Our goal with this example was not to disprove the RPM as a test of fluid reasoning. In fact, we believe that the RPM measures fluid reasoning sufficiently well to be a useful research instrument, despite its limitations. Instead, our goal was to point out that failure to meet such exacting psychometric standards is not unique to the MSCEIT, and could equally characterize almost any psychometric test used by researchers. That is, we believe that Maul’s (2012) argument throws the baby out with the bathwater. We acknowledge that the MSCEIT does have many distinctive measurement features (e.g., proportion-based scoring, rating the extent of a quality present in a stimulus), each with associated advantages and disadvantages. Nevertheless, there is evidence that at least three of the branches of the MSCEIT demonstrate evidence of structural validity, generalizability, and incremental prediction of valued and relevant outcomes (e.g., Fan, Jackson, Yang, Tang, & Zhang, 2010; Joseph & Newman, 2010; Mayer, Roberts, & Barsade, 2008). Like Maul, we also believe that the facilitation branch may be poorly defined and operationalized (a viewpoint that has been around for some time; e.g., Matthews, Zeidner, & Roberts, 2007).
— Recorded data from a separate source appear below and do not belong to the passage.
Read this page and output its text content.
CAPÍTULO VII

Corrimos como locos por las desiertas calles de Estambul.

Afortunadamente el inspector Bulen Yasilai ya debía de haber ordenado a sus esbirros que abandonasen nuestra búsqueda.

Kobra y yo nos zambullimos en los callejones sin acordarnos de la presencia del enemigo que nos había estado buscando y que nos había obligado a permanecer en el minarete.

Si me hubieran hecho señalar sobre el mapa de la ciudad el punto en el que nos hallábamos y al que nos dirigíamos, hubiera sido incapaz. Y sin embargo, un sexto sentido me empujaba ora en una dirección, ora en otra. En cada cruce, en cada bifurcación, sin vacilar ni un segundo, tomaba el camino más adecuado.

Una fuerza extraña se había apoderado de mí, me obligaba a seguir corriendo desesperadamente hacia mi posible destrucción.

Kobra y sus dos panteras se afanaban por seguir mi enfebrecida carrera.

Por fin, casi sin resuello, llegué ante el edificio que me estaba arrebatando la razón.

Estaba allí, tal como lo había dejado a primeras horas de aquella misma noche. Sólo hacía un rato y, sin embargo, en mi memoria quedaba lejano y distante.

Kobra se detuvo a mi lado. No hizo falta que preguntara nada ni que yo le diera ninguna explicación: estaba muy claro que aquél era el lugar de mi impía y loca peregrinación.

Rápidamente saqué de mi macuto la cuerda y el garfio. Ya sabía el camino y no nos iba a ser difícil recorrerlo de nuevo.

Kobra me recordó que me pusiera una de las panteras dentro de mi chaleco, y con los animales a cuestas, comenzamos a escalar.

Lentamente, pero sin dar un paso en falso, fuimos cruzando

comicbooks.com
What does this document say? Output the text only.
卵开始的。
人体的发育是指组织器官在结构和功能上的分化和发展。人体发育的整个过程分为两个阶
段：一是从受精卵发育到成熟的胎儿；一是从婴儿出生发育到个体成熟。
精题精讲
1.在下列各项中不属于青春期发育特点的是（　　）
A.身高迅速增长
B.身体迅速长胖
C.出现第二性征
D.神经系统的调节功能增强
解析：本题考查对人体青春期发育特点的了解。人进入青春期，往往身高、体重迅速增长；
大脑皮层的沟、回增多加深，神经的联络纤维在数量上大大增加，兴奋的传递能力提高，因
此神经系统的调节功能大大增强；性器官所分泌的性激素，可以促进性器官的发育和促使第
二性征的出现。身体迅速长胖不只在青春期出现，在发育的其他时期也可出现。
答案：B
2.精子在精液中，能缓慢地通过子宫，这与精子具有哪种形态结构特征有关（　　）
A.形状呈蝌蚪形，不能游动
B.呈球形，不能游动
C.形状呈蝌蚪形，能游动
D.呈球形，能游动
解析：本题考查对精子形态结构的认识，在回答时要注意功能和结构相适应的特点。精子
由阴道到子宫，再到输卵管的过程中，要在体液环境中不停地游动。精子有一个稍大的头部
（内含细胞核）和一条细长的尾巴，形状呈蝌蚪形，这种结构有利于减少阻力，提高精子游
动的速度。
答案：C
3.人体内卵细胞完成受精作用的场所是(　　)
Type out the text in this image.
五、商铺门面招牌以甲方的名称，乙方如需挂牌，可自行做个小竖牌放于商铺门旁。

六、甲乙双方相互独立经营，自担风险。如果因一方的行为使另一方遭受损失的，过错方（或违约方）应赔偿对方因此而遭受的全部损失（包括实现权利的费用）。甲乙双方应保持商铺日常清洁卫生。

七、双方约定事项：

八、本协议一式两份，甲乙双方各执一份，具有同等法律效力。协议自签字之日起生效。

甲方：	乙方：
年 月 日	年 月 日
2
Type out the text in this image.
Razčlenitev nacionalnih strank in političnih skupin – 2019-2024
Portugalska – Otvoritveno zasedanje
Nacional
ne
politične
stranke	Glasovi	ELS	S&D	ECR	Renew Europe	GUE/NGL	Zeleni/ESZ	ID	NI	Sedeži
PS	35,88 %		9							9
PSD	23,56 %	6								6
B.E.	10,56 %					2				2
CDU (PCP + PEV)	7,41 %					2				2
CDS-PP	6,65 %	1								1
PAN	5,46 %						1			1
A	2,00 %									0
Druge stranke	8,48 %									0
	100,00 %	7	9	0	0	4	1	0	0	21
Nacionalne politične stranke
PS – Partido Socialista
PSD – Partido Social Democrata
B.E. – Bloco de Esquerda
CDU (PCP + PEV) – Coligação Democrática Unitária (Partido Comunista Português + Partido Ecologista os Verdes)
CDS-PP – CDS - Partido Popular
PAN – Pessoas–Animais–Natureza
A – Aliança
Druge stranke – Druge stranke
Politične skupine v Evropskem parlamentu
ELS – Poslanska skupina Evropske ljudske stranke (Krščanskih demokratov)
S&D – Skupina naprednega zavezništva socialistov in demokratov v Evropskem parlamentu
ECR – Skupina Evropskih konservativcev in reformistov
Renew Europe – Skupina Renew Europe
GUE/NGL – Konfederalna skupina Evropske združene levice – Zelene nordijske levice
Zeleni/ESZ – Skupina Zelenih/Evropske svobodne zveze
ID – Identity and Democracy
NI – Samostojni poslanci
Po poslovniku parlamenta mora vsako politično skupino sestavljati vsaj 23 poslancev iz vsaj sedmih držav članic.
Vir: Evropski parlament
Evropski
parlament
In sum, while we acknowledge some psychometric shortcomings of the MSCEIT, we do not believe these are as dire or as far-reaching as Maul (2012) suggests. Indeed, accepting his critique wholeheartedly would throw whole areas of educational and psychological research into disarray (including research directed towards assessing emotion more generally). Moreover, we believe that there are many viable alternatives to the MSCEIT that can supplement or augment research into EI, such that measurement issues in the MSCEIT do not overshadow the entire area of EI.
Footnotes
Author note:
All statements expressed in this article are the authors’ and do not necessarily reflect the official opinions or policies of the authors’ respective institutions.